On Tuesday, we had a bit of a family reunion. One of my aunts, who lives in Arkansas and whom I've only met a few times, came out west to visit, and my other aunt and one cousin drove her (and her husband) down to the Portland area so she could see my sisters and I.
It was a very nice evening. We all had some good chats and good food, but the surprise treat of the evening was the distribution of a few family heirlooms. I had the good fortune to receive a pitcher, just like the one in the picture above. Mine also came with a lid, which is flat and yellow and sits quite nicely on the ceramic rim of the container.
Most people would probably use this gizmo as pitcher for pancake batter, but my intrepid great-grandmother used this as her bean-soaking vessel. I wonder how many batches of beans began in this little crock. I wonder how many more will be made. It seems like a small container for a big farm family, but for my crew, this would make the perfect batch.
This ovenware dish will never be worth a lot of money. It's not a fancy or particularly unusual piece of pottery. But it is probably close to sixty years old.
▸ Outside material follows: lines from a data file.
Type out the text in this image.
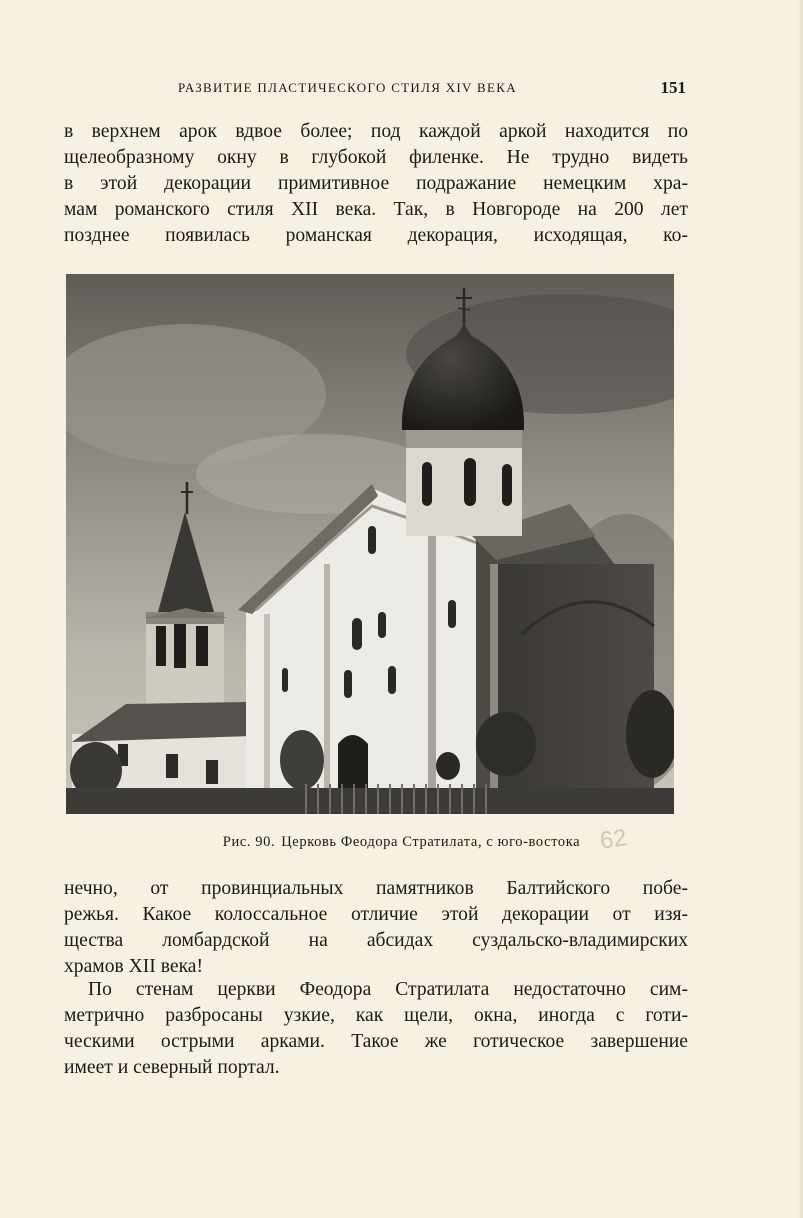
РАЗВИТИЕ ПЛАСТИЧЕСКОГО СТИЛЯ XIV ВЕКА	151
в верхнем арок вдвое более; под каждой аркой находится по
щелеобразному окну в глубокой филенке. Не трудно видеть
в этой декорации примитивное подражание немецким хра-
мам романского стиля XII века. Так, в Новгороде на 200 лет
позднее появилась романская декорация, исходящая, ко-
Рис. 90. Церковь Феодора Стратилата, с юго-востока 62
нечно, от провинциальных памятников Балтийского побе-
режья. Какое колоссальное отличие этой декорации от изя-
щества ломбардской на абсидах суздальско-владимирских
храмов XII века!
По стенам церкви Феодора Стратилата недостаточно сим-
метрично разбросаны узкие, как щели, окна, иногда с готи-
ческими острыми арками. Такое же готическое завершение
имеет и северный портал.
And it has seen so much! My great-grandmother was a farm-wife in Aroostook County, Maine. My aunt Nancy took the crock with her to Arkansas at some point after my great-grandmother died. And now it's been passed on to me, here in Oregon. From potato farm to suburbia to the city of Portland; from World War II to 2010--if that pitcher could talk, it would have quite the stories for us.
And they would all be centered around the humble, economical, filling and delicious bean.